Salah satu pengguna sepeda motor membagikan pengalamannya setelah kendaraannya diperiksa ketika diparkir di Stasiun Pondok Ranji. Melalui akun Instagram deddy_pk, ia mengunggah foto-foto yang menunjukkan kertas pemberitahuan yang ditempel pada bagian spidometer motornya.
Penunggak Pajak Langsung Ditempeli Surat
Dalam unggahan tersebut terlihat surat resmi dari Bapenda Banten yang memuat informasi lengkap mengenai pelat nomor kendaraan, masa berlaku pajak yang tertunggak, sekaligus penjelasan mengenai denda yang harus dibayar oleh pemilik kendaraan. Tertulis bahwa penunggak akan dikenakan denda 24 persen per tahun dari pokok Pajak Kendaraan Bermotor (PKB) selama satu tahun.

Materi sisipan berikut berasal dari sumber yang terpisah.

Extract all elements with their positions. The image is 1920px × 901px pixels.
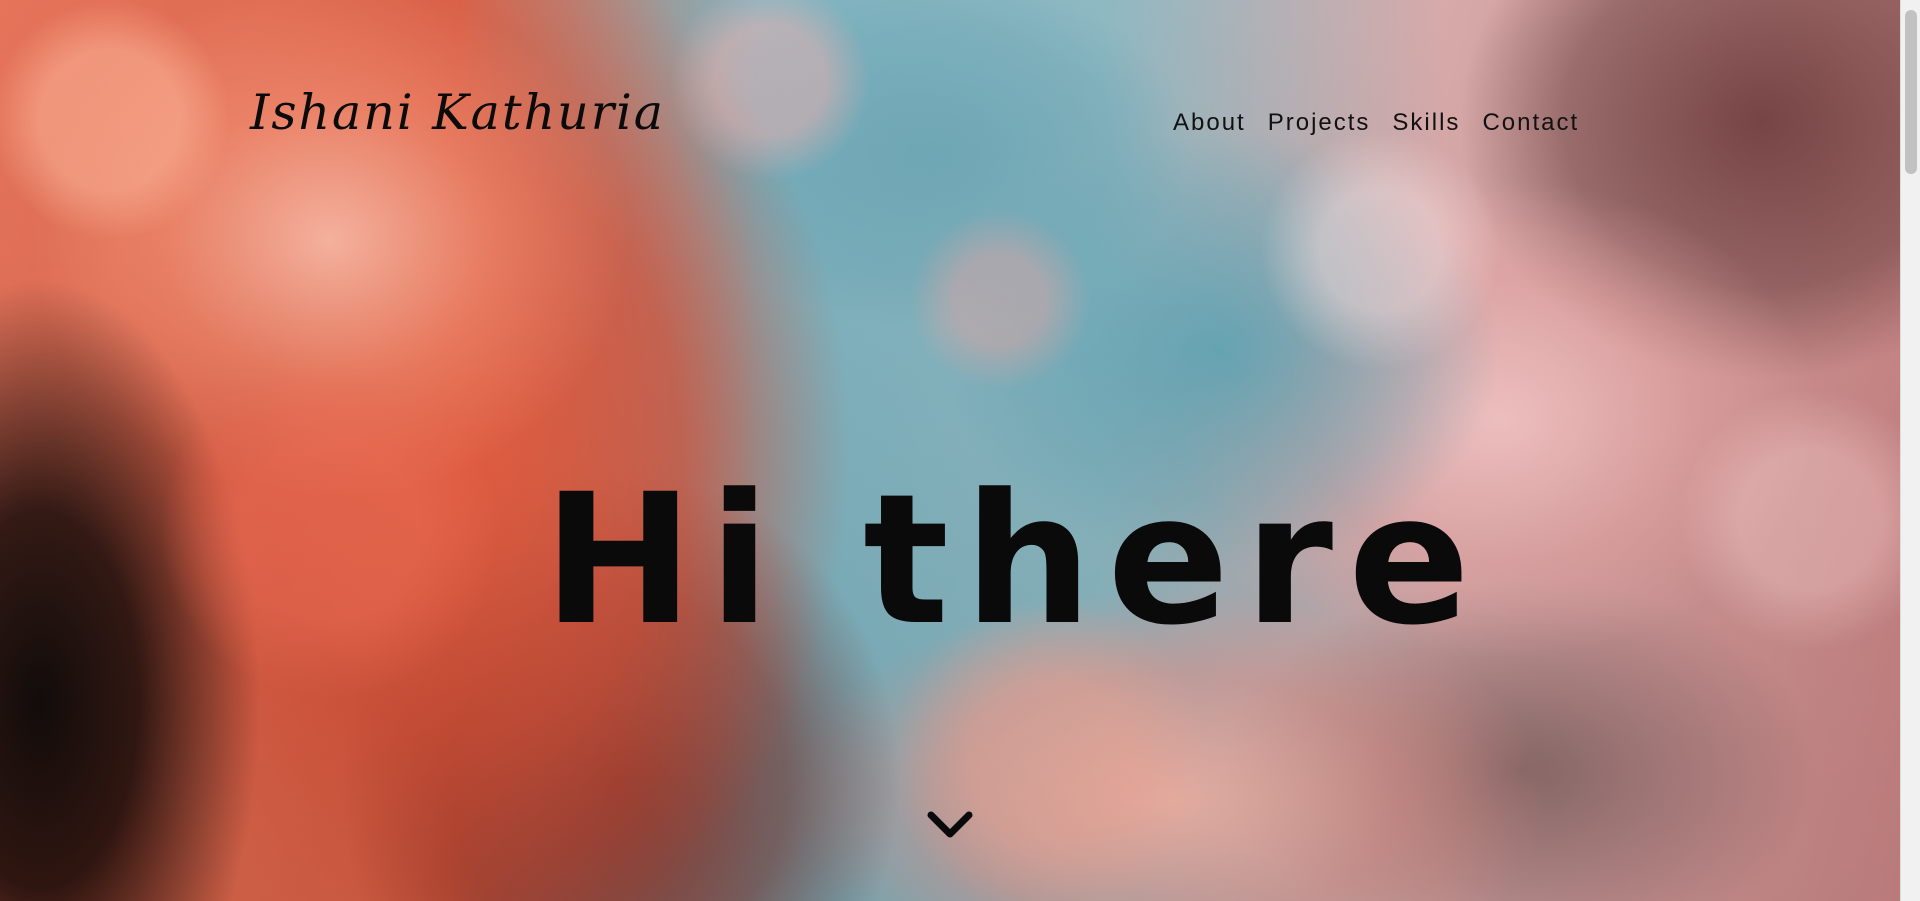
site-logo[interactable]: Ishani Kathuria <box>250 88 665 137</box>
page-scrollbar[interactable] <box>1900 0 1920 901</box>
top-navigation: About Projects Skills Contact <box>1173 111 1579 135</box>
chevron-down-icon <box>927 811 973 838</box>
hero-background: Ishani Kathuria About Projects Skills Co… <box>0 0 1900 901</box>
scroll-down-button[interactable] <box>925 806 975 842</box>
scrollbar-thumb[interactable] <box>1905 10 1917 174</box>
hero-title: Hi there <box>543 455 1486 665</box>
nav-about[interactable]: About <box>1173 111 1246 135</box>
nav-projects[interactable]: Projects <box>1268 111 1371 135</box>
nav-contact[interactable]: Contact <box>1482 111 1579 135</box>
nav-skills[interactable]: Skills <box>1392 111 1460 135</box>
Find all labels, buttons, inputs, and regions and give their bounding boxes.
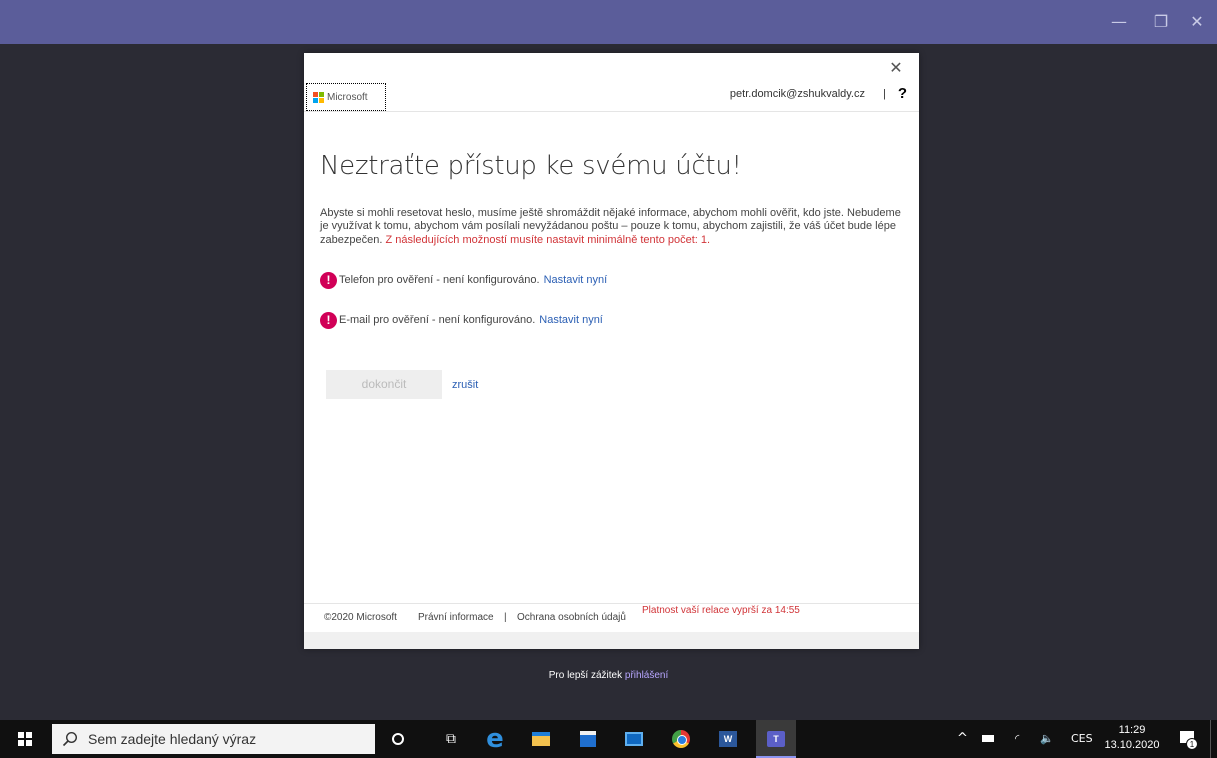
file-explorer-icon[interactable] (530, 728, 552, 750)
maximize-icon: ❐ (1153, 12, 1169, 31)
notification-badge: 1 (1186, 738, 1198, 750)
email-method-row: ! E-mail pro ověření - není konfigurován… (320, 310, 603, 330)
session-expiry-text: Platnost vaší relace vyprší za 14:55 (642, 605, 800, 616)
teams-icon[interactable]: T (765, 728, 787, 750)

Surat tersebut juga tercatat ditetapkan pada 1 Desember 2025, lengkap dengan stempel dan tanda tangan otoritas terkait. Langkah ini membuat banyak pengguna kendaraan kaget karena pemeriksaan dilakukan secara langsung di lokasi parkir tanpa pemberitahuan sebelumnya.
“Salut buat Bapenda Banten yang ngecekin pelat nomor satu-satu di parkiran Stasiun Pondok Ranji. Mengingatkan bagi yang masa pajaknya sudah kelewat kayak gue ini,” tulis pemilik motor tersebut dalam unggahannya.
Pemerintah Daerah Giat Benahi Pemasukan Pajak
Pemerintah daerah kini semakin agresif dalam menertibkan pajak kendaraan bermotor. Pasalnya, PKB merupakan salah satu sektor pemasukan yang cukup vital bagi daerah. Sejumlah wilayah telah menerapkan berbagai strategi agar wajib pajak kembali patuh, mulai dari pemutihan denda hingga penghapusan pokok pajak untuk tunggakan lama.
Program pemutihan PKB ini sebelumnya dipopulerkan oleh Pemerintah Provinsi Jawa Barat. Namun program tersebut sudah berakhir dan kini tidak lagi berlaku. Meski begitu, beberapa daerah lain masih menjalankan kebijakan serupa, mulai dari bebas Bea Balik Nama (BBN) hingga penghapusan denda keterlambatan pajak demi mendorong masyarakat segera melunasi kewajiban mereka.